Kennzahlen werden oft als Fundament für Entscheidungen genutzt, sollten aber nie isoliert betrachtet und als einzige Entscheidungsgrundlage herangezogen werden. Eine Bewertung allein auf deren Basis führt ebenso wenig zu einer ausgewogenen Entscheidung wie die Negierung der durch die Kennzahlen belegbaren Fakten.
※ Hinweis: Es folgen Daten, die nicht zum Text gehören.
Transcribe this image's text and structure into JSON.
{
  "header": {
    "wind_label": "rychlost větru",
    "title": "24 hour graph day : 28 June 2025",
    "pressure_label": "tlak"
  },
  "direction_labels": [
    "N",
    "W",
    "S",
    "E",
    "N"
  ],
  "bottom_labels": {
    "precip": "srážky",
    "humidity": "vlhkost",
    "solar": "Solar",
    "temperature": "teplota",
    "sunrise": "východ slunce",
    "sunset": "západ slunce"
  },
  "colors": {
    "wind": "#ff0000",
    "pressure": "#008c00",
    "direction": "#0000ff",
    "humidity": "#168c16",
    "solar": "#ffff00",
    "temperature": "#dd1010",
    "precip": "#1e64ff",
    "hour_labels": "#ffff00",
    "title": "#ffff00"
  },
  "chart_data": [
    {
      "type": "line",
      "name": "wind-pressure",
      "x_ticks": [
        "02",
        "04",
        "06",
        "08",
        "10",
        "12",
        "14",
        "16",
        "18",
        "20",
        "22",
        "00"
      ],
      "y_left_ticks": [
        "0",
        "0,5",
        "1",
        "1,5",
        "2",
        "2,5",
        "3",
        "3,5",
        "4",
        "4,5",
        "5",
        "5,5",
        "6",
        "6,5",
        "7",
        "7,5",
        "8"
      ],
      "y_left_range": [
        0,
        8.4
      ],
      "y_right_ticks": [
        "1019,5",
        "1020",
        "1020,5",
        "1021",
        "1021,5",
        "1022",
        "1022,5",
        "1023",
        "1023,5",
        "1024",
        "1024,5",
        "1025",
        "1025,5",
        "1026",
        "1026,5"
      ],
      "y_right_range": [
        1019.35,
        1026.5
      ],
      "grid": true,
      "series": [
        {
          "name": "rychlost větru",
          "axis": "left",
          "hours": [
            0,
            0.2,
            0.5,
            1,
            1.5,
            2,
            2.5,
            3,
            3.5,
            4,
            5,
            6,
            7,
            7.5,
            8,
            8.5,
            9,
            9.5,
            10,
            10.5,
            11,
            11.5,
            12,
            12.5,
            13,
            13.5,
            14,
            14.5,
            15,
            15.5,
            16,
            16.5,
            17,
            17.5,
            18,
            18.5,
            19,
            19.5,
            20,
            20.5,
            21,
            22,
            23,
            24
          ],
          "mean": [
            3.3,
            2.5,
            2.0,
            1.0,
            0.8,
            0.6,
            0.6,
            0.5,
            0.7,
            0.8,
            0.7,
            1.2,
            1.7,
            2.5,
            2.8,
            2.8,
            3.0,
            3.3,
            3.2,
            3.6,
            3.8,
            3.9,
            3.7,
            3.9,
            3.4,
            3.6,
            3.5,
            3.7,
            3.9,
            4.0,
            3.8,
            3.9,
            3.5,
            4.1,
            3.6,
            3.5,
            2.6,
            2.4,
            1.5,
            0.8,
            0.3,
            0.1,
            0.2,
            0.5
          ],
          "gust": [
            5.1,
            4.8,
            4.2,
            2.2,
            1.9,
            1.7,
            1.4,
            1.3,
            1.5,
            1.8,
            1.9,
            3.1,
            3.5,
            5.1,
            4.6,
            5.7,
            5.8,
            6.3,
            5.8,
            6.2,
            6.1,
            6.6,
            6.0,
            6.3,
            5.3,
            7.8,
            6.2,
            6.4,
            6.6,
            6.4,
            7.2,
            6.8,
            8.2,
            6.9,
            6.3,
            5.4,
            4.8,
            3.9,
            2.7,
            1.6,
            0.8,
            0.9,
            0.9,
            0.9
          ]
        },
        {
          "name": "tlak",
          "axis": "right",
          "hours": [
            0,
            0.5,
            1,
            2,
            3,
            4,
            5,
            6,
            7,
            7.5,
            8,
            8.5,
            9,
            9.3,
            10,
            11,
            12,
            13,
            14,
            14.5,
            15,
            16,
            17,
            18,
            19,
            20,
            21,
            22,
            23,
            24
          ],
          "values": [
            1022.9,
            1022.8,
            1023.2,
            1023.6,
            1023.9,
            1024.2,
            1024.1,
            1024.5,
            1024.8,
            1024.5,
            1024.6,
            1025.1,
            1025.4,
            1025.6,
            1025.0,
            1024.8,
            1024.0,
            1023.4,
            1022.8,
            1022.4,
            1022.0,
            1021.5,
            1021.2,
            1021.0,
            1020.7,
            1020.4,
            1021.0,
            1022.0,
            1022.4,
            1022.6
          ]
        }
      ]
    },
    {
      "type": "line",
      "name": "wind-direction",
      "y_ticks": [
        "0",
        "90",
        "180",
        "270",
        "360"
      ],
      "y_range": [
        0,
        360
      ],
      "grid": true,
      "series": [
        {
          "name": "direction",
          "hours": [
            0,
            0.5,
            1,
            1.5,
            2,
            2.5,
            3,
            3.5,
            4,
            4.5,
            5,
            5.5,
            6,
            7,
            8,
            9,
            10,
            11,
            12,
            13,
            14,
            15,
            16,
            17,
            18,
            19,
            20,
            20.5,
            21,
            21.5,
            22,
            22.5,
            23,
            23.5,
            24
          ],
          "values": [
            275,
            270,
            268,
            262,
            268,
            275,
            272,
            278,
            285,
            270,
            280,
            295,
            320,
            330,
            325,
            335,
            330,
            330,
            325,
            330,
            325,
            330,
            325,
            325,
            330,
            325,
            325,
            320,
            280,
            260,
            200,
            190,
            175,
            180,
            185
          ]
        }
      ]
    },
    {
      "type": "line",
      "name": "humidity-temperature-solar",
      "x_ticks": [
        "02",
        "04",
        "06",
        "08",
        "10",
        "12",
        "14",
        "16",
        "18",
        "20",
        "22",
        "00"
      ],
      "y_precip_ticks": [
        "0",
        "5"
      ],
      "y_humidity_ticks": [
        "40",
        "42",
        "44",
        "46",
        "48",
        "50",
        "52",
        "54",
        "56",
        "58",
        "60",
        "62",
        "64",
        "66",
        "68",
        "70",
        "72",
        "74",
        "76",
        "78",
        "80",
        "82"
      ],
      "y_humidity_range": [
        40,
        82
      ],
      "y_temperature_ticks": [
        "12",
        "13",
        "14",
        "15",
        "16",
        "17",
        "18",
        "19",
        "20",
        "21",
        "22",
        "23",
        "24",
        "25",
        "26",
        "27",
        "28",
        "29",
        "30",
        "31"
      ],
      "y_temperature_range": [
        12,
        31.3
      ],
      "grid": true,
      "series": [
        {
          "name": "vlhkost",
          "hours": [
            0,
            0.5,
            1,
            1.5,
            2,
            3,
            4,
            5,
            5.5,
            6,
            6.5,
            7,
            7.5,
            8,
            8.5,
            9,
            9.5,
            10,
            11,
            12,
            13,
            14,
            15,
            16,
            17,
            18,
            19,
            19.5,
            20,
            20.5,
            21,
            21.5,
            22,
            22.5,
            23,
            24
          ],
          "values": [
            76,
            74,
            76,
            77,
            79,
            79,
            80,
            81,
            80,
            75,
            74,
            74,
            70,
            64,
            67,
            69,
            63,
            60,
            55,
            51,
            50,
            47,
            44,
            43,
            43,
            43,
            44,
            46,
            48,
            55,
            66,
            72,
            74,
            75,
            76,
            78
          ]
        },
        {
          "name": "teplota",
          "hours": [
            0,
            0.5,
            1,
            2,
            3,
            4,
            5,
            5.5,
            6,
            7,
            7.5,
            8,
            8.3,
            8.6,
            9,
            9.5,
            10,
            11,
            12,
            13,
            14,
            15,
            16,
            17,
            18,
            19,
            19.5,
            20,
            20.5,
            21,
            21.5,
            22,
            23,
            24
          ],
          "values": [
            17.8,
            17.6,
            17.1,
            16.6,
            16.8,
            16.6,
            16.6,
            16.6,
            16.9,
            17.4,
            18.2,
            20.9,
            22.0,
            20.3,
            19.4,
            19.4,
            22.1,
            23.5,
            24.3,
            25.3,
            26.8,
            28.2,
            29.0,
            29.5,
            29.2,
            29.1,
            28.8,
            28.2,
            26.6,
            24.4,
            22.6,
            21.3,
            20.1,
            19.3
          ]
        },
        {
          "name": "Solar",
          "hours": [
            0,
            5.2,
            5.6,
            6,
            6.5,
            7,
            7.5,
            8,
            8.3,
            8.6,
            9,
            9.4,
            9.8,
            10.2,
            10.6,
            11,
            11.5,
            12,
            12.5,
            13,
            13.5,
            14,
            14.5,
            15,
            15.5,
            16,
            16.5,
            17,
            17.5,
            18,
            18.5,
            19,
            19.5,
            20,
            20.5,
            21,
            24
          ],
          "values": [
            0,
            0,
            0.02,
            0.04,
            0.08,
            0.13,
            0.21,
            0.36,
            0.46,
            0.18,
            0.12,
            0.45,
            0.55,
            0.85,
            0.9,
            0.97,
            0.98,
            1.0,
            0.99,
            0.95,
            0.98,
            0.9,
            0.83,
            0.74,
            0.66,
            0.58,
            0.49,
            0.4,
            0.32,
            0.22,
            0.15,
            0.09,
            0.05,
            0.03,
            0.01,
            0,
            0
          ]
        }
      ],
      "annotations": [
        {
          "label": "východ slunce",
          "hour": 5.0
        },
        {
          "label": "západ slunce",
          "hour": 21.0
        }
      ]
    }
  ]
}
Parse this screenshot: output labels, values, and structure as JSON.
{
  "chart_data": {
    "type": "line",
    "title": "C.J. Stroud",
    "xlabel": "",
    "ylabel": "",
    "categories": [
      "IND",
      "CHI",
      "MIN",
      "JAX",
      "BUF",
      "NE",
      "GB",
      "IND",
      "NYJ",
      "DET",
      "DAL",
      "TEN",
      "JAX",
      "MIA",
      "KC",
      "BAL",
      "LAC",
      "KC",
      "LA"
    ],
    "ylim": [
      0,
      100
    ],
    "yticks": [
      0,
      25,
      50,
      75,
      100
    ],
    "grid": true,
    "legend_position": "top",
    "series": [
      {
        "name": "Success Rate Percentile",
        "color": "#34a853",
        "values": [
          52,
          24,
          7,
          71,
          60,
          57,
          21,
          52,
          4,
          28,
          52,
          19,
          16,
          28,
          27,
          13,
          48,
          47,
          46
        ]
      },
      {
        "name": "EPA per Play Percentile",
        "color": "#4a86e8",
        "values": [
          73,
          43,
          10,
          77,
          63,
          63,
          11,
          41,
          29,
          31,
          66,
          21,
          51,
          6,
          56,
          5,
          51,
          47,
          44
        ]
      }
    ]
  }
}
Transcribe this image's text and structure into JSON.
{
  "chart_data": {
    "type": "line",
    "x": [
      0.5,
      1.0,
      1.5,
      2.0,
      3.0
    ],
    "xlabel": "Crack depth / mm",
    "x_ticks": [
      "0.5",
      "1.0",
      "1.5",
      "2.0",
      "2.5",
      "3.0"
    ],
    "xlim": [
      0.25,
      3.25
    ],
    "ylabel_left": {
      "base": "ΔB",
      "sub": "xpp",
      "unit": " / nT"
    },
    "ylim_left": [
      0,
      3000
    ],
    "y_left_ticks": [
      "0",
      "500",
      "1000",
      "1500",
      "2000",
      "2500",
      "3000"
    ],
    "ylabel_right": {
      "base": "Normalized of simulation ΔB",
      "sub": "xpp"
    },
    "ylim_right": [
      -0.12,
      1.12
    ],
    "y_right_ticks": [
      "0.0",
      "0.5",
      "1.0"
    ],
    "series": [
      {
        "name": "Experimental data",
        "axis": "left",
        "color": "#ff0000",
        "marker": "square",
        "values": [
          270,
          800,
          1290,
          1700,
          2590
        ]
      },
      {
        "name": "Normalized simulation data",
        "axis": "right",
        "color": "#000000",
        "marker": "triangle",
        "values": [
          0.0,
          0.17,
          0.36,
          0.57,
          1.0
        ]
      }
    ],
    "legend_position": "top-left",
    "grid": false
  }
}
Die Erfahrung aus der Praxis von Bezan & Ortner hat gezeigt, dass die Berührungsängste mit Kennzahlen am besten damit zu bewältigen sind, in dem Mitarbeitern die Kennzahlen zur Verfügung gestellt werden – und zwar am besten so, dass diese jederzeit einsehbar sind. Dadurch werden sie zu einem alltäglichen, transparenten Werkzeug und schaffen eine gemeinsame Basis und ein gemeinsames Verständnis. Dies führt nicht nur zu einer stark erhöhten Akzeptanz, sondern zeigt den Menschen auch deutlich, wie stark Ihr Einfluss auf die Kennzahlen sind – und somit auch, wie wichtig Ihr geleisteter Beitrag für den Erfolg des Unternehmens ist: „Ich hätte nicht gedacht, dass ich in dieser Woche so viele Kundenanfragen bewältigt habe. Es macht Spaß zu sehen, wie ich mich jeden Tag an mein Monatsziel annähere. Immer überprüfen zu können was ich bereits erreicht habe gibt mir Sicherheit und motiviert“.